Quem canta já nem os seus males espanta

Diz a sabedoria popular que quem canta seus males espanta. Ou espantava, que a crise veio dar cabo da sabedoria. A notícia do exílio voluntário de Fernando Tordo no Recife suscitou, como era de esperar, reacções curiosas. Na televisão traçaram-lhe breves resenhas de vida, como se tivesse morrido. E nas redes sociais cruzou-se a indignação com a maledicência. Nada a que Portugal não esteja já habituado. Mas, para lá do caso particular de Tordo, ou a pretexto dele, não é mau lembrar, em parcas palavras, a situação dos músicos portugueses. Há quem imagine que vivem como nos filmes, com rendimentos supranumerários, em casas fantásticas e com mil e um caprichos de vedetas. Doce (ou amargo) engano.

Nos tempos em que a venda de discos permitia rendimentos razoáveis, alguns viviam relativamente bem. Mas como o mundo da edição ruiu, hoje são eles que têm de andar a gravar os discos, com a ajuda de amigos que gravam com eles precisamente por serem seus amigos, a esmagadora maioria sem receber um cêntimo, na esperança que alguma editora os aceite e distribua.

Antes, as editoras andavam à “caça” de artistas e disputavam-nos, acenando com contratos cada vez mais altos. Hoje, são os artistas que andam de porta em porta, a “vender” algo que já gravaram na esperança de que isso lhes traga convites para concertos. Mas também aqui Portugal é um país estranho. As mil e uma salas que por esse país se ergueram, muitas já com boas condições para vários tipos de espectáculo, não servem para rodar o trabalho dos músicos porque, ao decréscimo ou falência dos convites das câmaras e juntas de freguesia (que achavam por bem promover espectáculos a custo zero para o público), sucedeu-se o vazio. Muitas vezes, quem quer apresentar um trabalho tem que alugar a sala pelos seus próprios meios e, na ausência de contrato, ficar dependente das receitas de bilheteira. Como os bilhetes não podem, nem devem, ser caros, e como é preciso pagar transportes, agências, segurança, luzes, etc., muitas vezes o saldo é, logo à partida, negativo. Os músicos não andam por aí a queixar-se mas o cenário em que se movem é totalmente desmobilizador. 

A isto acresce o desejo de toda a gente querer ter acesso a músicas, de preferência novas e de boa qualidade, sem pagar um cêntimo por elas. Ninguém se imagina a pedir “borlas” a um cozinheiro, engenheiro, arquitecto, contabilista, motorista ou advogado, mas toda a gente acha normal que um músico escreva e grave canções para serem distribuídas gratuitamente na Internet.
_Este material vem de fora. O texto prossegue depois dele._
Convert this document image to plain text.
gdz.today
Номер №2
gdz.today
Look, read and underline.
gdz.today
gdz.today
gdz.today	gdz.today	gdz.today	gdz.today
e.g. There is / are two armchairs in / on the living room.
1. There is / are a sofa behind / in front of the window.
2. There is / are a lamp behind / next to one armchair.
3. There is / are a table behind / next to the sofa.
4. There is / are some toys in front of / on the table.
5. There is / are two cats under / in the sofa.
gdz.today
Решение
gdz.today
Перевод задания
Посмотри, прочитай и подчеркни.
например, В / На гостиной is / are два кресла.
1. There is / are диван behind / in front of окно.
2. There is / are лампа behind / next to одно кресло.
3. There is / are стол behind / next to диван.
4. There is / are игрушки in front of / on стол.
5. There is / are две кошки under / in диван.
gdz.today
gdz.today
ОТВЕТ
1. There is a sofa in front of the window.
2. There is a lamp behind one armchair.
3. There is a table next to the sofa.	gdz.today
Toda a gente gosta de música mas poucos se dispõem a pagar por ela. Por isso, não é de admirar que os músicos se tornem numa espécie de “pedintes” silenciosos, na ânsia da próxima oferta, que pode ser o anúncio de um banco ou de uma loja de moda. E isto não é, como por aí se diz, porque falham os apoios do Estado, que para aqui não conta, mas sim por falharem as regras básicas do mercado: pedem-lhes para dar a única coisa que eles têm para vender. E eles, muitas vezes contrariados, cedem, na esperança de que um disco (pelo qual receberão pouco ou nada, na retracção de vendas e na multiplicação das “borlas”), lhes sirva de “passaporte” para concertos que ninguém sabe se haverá, onde ou quando. É um cenário cruel? É. Mas é genuinamente nosso. Criámo-lo e habituámo-nos a viver com ele.

Aos que acham (felizmente ainda há muitos) que a música é coisa pela qual vale a pena pagar, duas notas de agenda: a 5 de Março, dia em que o PÚBLICO faz anos, haverá no Cinema São Jorge (às 21h30) um espectáculo de homenagem a Pete Seeger, o trovador universal que morreu em Janeiro, deixando-nos como herança um riquíssimo reportório americano e transnacional. Chama-se We Shall Overcome e o mínimo que se deseja é que esteja à altura do homenageado. Já no dia 28 de Março celebram-se, no Coliseu de Lisboa, quadro décadas do I Encontro da Canção Portuguesa (21h30). Chama-se Cantar Grândola 40 anos depois, tem muitas vozes e é promovido pela Associação José Afonso, cantor que esteve no palco em 1974 e cuja memória persiste na grandeza da sua música. Para ambos, vendem-se bilhetes. Porque a música paga-se.